To discuss this process and how to build it into everyday life, immunologist Alfredo Corell appeared on Tiene Sentido Podcast, hosted by journalist Eli Romero. Over the course of an hour and a half, he left very little room for doubt.

The reason, he explained, is that 95% of infections can be prevented through simple habits. In other words, the immune system is strengthened through good nutrition and regular exercise. That was the central theme of the conversation when Romero asked whether eating one yogurt a day helps balance the immune system.

“Would you recommend that everyone eat one yogurt a day?” she asked. His response was immediate and emphatic: “Yes, I would unreservedly recommend eating one yogurt a day, and then we can talk about a few exceptions.”

He quickly clarified what he meant. “A yogurt, a kefir, or a fermented milk drink. What I’m really saying is: one probiotic a day,” he explained.

As for the exceptions, he pointed to vegans and people with lactose intolerance. “On the one hand, the same bacteria found in yogurt can also be found in plant-based drinks made from oats, soy, or coconut,” he said.

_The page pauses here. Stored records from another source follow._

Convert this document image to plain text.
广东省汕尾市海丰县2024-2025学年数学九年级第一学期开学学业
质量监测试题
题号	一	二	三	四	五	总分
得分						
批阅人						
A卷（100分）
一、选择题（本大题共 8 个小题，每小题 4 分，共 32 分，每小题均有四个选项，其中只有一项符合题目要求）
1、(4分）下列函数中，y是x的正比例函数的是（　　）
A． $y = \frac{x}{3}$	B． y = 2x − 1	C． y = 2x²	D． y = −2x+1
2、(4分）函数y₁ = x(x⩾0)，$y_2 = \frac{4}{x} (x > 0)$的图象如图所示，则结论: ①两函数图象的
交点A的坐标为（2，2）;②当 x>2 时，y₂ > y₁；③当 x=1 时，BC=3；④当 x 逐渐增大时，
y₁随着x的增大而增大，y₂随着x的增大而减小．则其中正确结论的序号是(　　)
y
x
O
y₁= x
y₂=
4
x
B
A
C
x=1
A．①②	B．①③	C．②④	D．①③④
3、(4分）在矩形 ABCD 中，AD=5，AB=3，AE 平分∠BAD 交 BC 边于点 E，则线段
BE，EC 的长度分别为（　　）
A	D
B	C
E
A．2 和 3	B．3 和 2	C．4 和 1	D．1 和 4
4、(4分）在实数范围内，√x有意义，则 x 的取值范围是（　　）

He also mentioned other alternatives, though he noted that the body of research supporting them, while likely to grow significantly in the coming years, is still more limited: “Sauerkraut, which is a very traditional German fermented vegetable, or Korean kimchi. These are fermented vegetables, and they also contain probiotics.”

However it is consumed, his conclusion was clear: “So yes, I’d go so far as to say that, one way or another, people should be consuming probiotics every day.”

What about homemade versions?

Romero then asked what happens when people ferment these foods at home. “There are pros and cons here,” Corell replied.

He added that “there are excellent yogurts and kefirs available at the grocery store,” and said that consumers simply need to look for the word “yogurt” on the label, because by law, that term can only be used when the product contains at least two types of bacteria and is made with milk.

If someone wants to make it at home, he recommends starting with a store-bought yogurt because, ultimately, that ensures that “the base product meets all hygiene and safety standards, is free from unwanted bacterial contamination, and contains the bacteria it is supposed to have.”

In the case of kefir, he explained, “homemade kefir can contain more than 40 species of bacteria and yeasts,” with the latter not being found in yogurt.

Still, he emphasized the need for extra caution and what he described as being “extremely hygienic.”

“We can’t use wooden tools or plastics; glass or nonreactive aluminum is better. And similarly, it’s better to freeze and start from a cleaner, more hygienic product rather than one we’ve already handled multiple times.”

When buying kefir at the grocery store, he noted that the best ones contain around 16 types of bacteria, and he advises checking to make sure it includes the specific yeast naturally associated with kefir, rather than yeast introduced from another source.

With those recommendations, he encourages listeners to turn their immune system temple into something worthy of the age of Pericles.